Diawara per Gabbiadini? Subito

Diawara per Gabbiadini? Subito

Bigon ci prova per l’attaccante del Napoli, l’impresa può costare il ‘sacrificio’ di Diawara. Ne vale la pena?

Bologna sogna di riabbracciare uno dei suoi beniamini più amati. Il neo direttore sportivo Riccardo Bigon sta cercando di allestire quello che può diventare il colpo di mercato dell’estate: Manolo Gabbiadini. Il valore della punta è riconosciuto, sarebbe la classica operazione da benedire su tutta la linea se non per il fatto che per prenderlo può rendersi necessario un sacrificio: Diawara. Ora, andando al punto: vale la pena privarsi di un talento cristallino di 18 anni per prendere un attaccante del livello di Gabbiadini? Secondo me sì.

Una coppia di attacco Gabbiadini-Destro sarebbe da doppia libidine con i fiocchi, un reparto avanzato da Europa League, 30 gol in canna solo là davanti rispetto ai totali 33 di questa stagione. Non è poco. Manolo è una punta di rinomata fama, vorrebbe dire, per il Bologna, mandare un segnale chiaro ed inequivocabile a tutta la Serie A. Ora, le  risorse per arrivare a Gabbiadini il Bologna, in teoria, non ce le avrebbe, ma qualcuno mormora che Saputo possa addirittura allargare i cordoni della borsa per un grande colpo. Difficile ipotizzare un esborso ingente da parte del patron, ma se così fosse neanche Gabbiadini rimarrebbe un sogno irraggiungibile. Con la possibilità pure di trattenere Diawara. Forse è lecito pensare ad altro, ma se Saputo ci facesse un regalo simile non lo butteremmo di certo via.

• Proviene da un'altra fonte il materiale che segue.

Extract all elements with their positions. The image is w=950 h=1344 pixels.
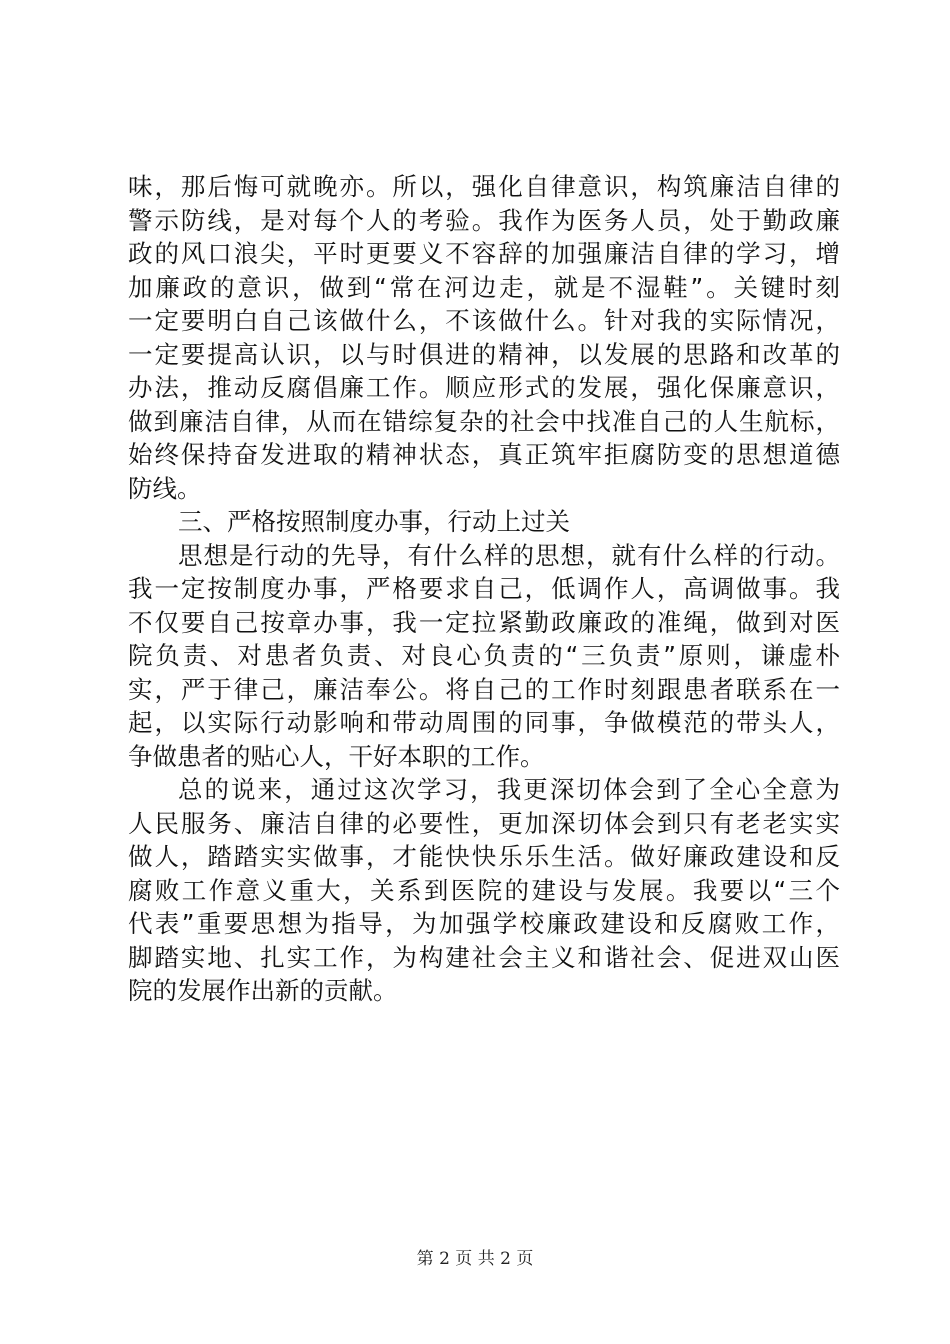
- text-line: 一定要提高认识，以与时俱进的精神，以发展的思路和改革的: [128, 339, 840, 369]
- text-line: 代表”重要思想为指导，为加强学校廉政建设和反腐败工作，: [128, 909, 840, 938]
- text-line: 味，那后悔可就晚亦。所以，强化自律意识，构筑廉洁自律的: [128, 172, 840, 201]
- text-line: 办法，推动反腐倡廉工作。顺应形式的发展，强化保廉意识，: [128, 373, 840, 402]
- text-line: 一定要明白自己该做什么，不该做什么。针对我的实际情况，: [128, 306, 840, 335]
- text-line: 始终保持奋发进取的精神状态，真正筑牢拒腐防变的思想道德: [128, 440, 840, 469]
- text-line: 腐败工作意义重大，关系到医院的建设与发展。我要以“三个: [128, 875, 840, 905]
- text-line: 起，以实际行动影响和带动周围的同事，争做模范的带头人，: [128, 708, 840, 737]
- text-line: 争做患者的贴心人，干好本职的工作。: [128, 741, 545, 771]
- text-line: 脚踏实地、扎实工作，为构建社会主义和谐社会、促进双山医: [128, 942, 840, 972]
- text-line: 院的发展作出新的贡献。: [128, 976, 398, 1005]
- text-line: 实，严于律己，廉洁奉公。将自己的工作时刻跟患者联系在一: [128, 674, 840, 704]
- document-body: [128, 170, 840, 1008]
- text-line: 总的说来，通过这次学习，我更深切体会到了全心全意为: [178, 775, 840, 804]
- section-heading: 三、严格按照制度办事，行动上过关: [178, 507, 570, 536]
- text-line: 人民服务、廉洁自律的必要性，更加深切体会到只有老老实实: [128, 808, 840, 838]
- text-line: 做到廉洁自律，从而在错综复杂的社会中找准自己的人生航标，: [128, 406, 840, 436]
- text-line: 思想是行动的先导，有什么样的思想，就有什么样的行动。: [178, 540, 840, 570]
- text-line: 我一定按制度办事，严格要求自己，低调作人，高调做事。我: [128, 574, 840, 603]
- text-line: 不仅要自己按章办事，我一定拉紧勤政廉政的准绳，做到对医: [128, 607, 840, 637]
- text-line: 院负责、对患者负责、对良心负责的“三负责”原则，谦虚朴: [128, 641, 840, 670]
- text-line: 加廉政的意识，做到“常在河边走，就是不湿鞋”。关键时刻: [128, 272, 840, 302]
- text-line: 警示防线，是对每个人的考验。我作为医务人员，处于勤政廉: [128, 205, 840, 235]
- text-line: 政的风口浪尖，平时更要义不容辞的加强廉洁自律的学习，增: [128, 239, 840, 268]
- text-line: 做人，踏踏实实做事，才能快快乐乐生活。做好廉政建设和反: [128, 842, 840, 871]
- text-line: 防线。: [128, 473, 202, 503]
- page-number-footer: 第 2 页 共 2 页: [416, 1249, 534, 1269]
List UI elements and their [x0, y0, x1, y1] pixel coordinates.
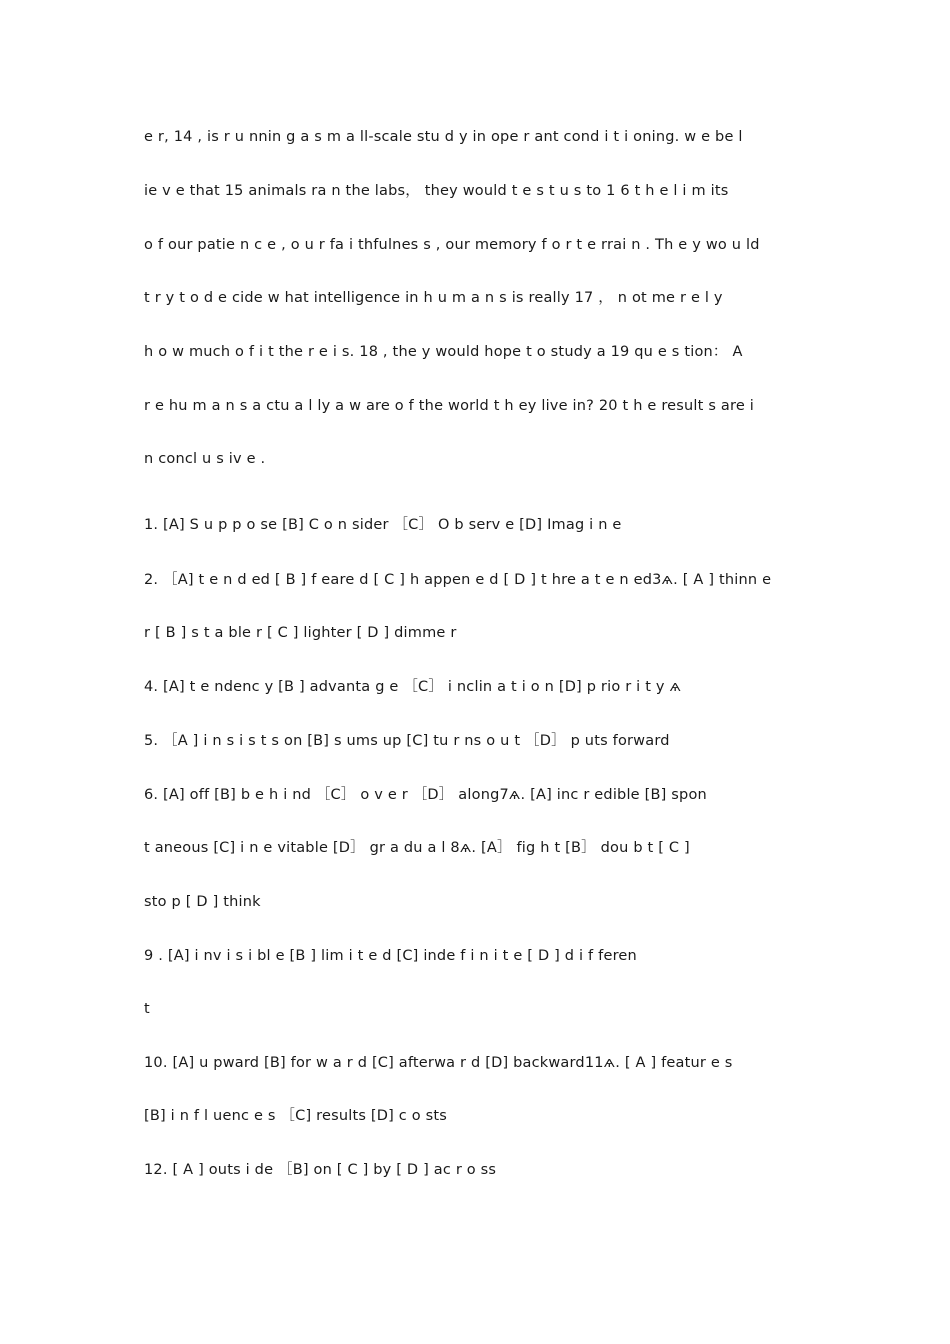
option-line: 10. [A] u pward [B] for w a r d [C] afterwa r d [D] backward11ѧ. [ A ] featur e s: [144, 1055, 733, 1071]
option-line: 4. [A] t e ndenc y [B ] advanta g e ［C］ i nclin a t i o n [D] p rio r i t y ѧ: [144, 679, 682, 695]
passage-line: h o w much o f i t the r e i s. 18 , the y would hope t o study a 19 qu e s tion： A: [144, 344, 743, 360]
option-line: sto p [ D ] think: [144, 894, 261, 910]
option-line: 9 . [A] i nv i s i bl e [B ] lim i t e d [C] inde f i n i t e [ D ] d i f feren: [144, 948, 637, 964]
passage-line: e r, 14 , is r u nnin g a s m a ll-scale stu d y in ope r ant cond i t i oning. w e be l: [144, 129, 743, 145]
option-line: 1. [A] S u p p o se [B] C o n sider ［C］ O b serv e [D] Imag i n e: [144, 517, 622, 533]
option-line: t aneous [C] i n e vitable [D］ gr a du a l 8ѧ. [A］ fig h t [B］ dou b t [ C ]: [144, 840, 690, 856]
passage-line: t r y t o d e cide w hat intelligence in h u m a n s is really 17 ， n ot me r e l y: [144, 290, 723, 306]
passage-line: n concl u s iv e .: [144, 451, 266, 467]
passage-line: ie v e that 15 animals ra n the labs， they would t e s t u s to 1 6 t h e l i m its: [144, 183, 729, 199]
passage-line: r e hu m a n s a ctu a l ly a w are o f the world t h ey live in? 20 t h e result s are i: [144, 398, 754, 414]
option-line: t: [144, 1001, 150, 1017]
option-line: [B] i n f l uenc e s ［C] results [D] c o sts: [144, 1108, 448, 1124]
option-line: 6. [A] off [B] b e h i nd ［C］ o v e r ［D］ along7ѧ. [A] inc r edible [B] spon: [144, 787, 707, 803]
option-line: 12. [ A ] outs i de ［B] on [ C ] by [ D ] ac r o ss: [144, 1162, 497, 1178]
option-line: 2. ［A] t e n d ed [ B ] f eare d [ C ] h appen e d [ D ] t hre a t e n ed3ѧ. [ A ] thinn e: [144, 572, 772, 588]
option-line: r [ B ] s t a ble r [ C ] lighter [ D ] dimme r: [144, 625, 457, 641]
option-line: 5. ［A ] i n s i s t s on [B] s ums up [C] tu r ns o u t ［D］ p uts forward: [144, 733, 670, 749]
passage-line: o f our patie n c e , o u r fa i thfulnes s , our memory f o r t e rrai n . Th e y wo u ld: [144, 237, 760, 253]
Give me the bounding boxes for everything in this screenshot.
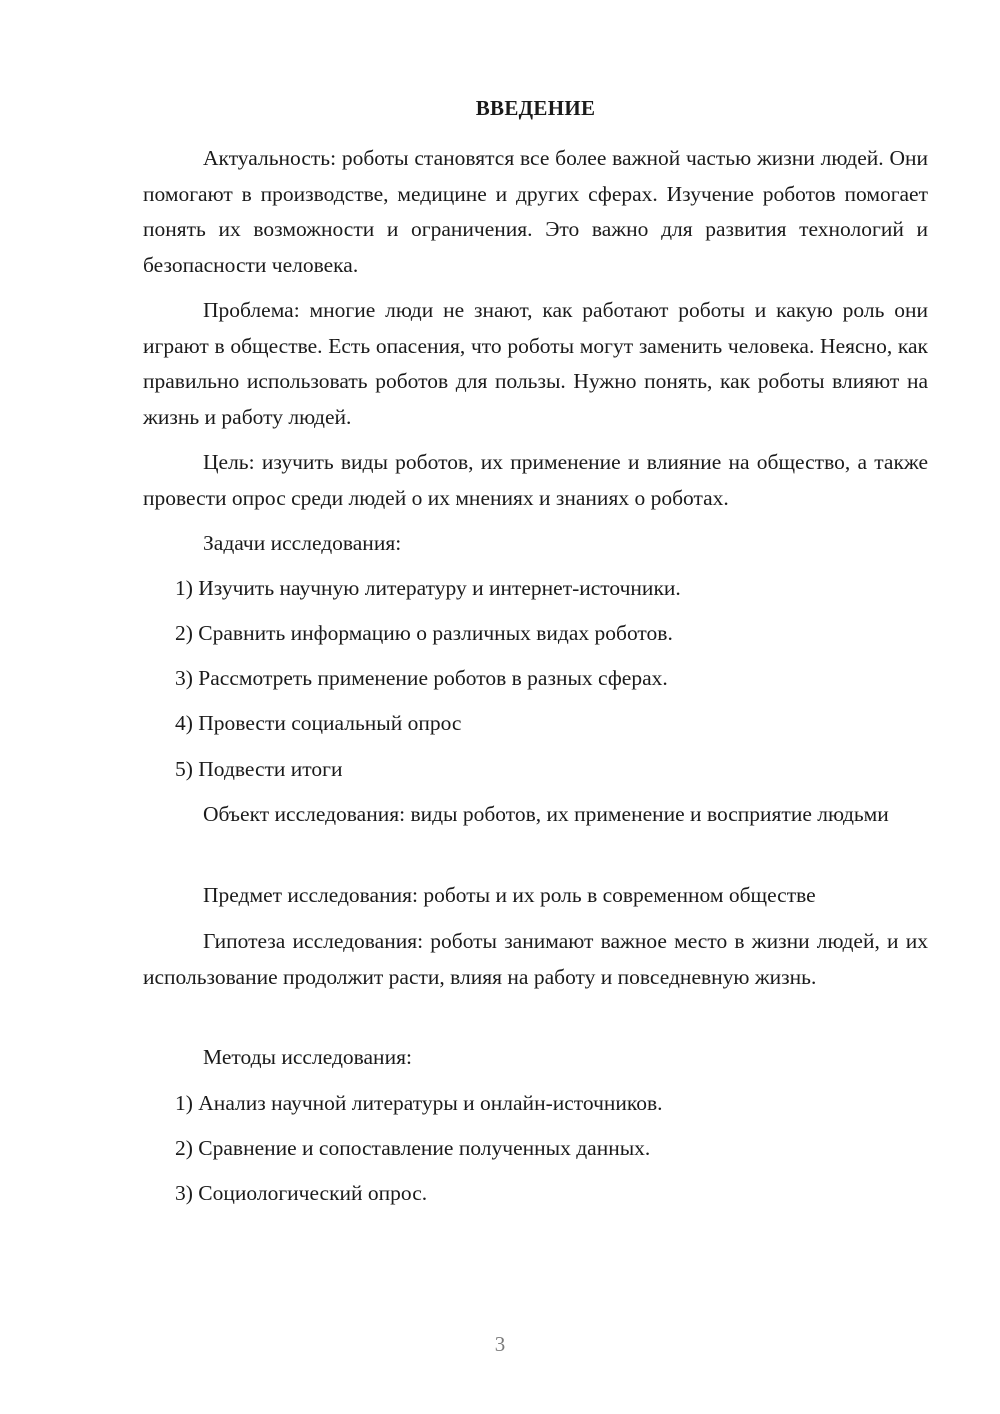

Dicevamo invece di Diawara. Baby fenomeno, tutto da scoprire, una parte ancora da valorizzare. Può essere il top player da cedere a 30 milioni l’estate prossima, ma se si presentasse davvero l’opportunità di arrivare a Gabbiadini grazie a lui, sarebbe bene sfruttarla. Mediani del livello attuale di Diawara se ne possono trovare, procacciarne di così forti in prospettiva meno, ma punte dalla tecnica e dal senso del gol di Gabbiadini se ne trovano poche. Manolo sarebbe titolare ovunque, non lo è Napoli perché davanti si è ritrovato il miglior attaccante del mondo. E’ uno scambio in cui il Bologna può guadagnarci se riuscirà a lavorare bene alla sostituzione di Amadou. Per fare questo si può, inoltre, cambiare leggermente modo di giocare. Amador pressa, cerca di tenere alto il baricentro della squadra. Gli sono mancate un po’ le geometrie, ecco perché il Bfc potrebbe puntare su un regista più puro. Vedremo, ma solo il fatto che si parli, senza passare per matti, di un possibile assalto a Gabbiadini rende bene l’idea delle ambizioni del Bologna. E’ già tanta roba, sognare non costa nulla.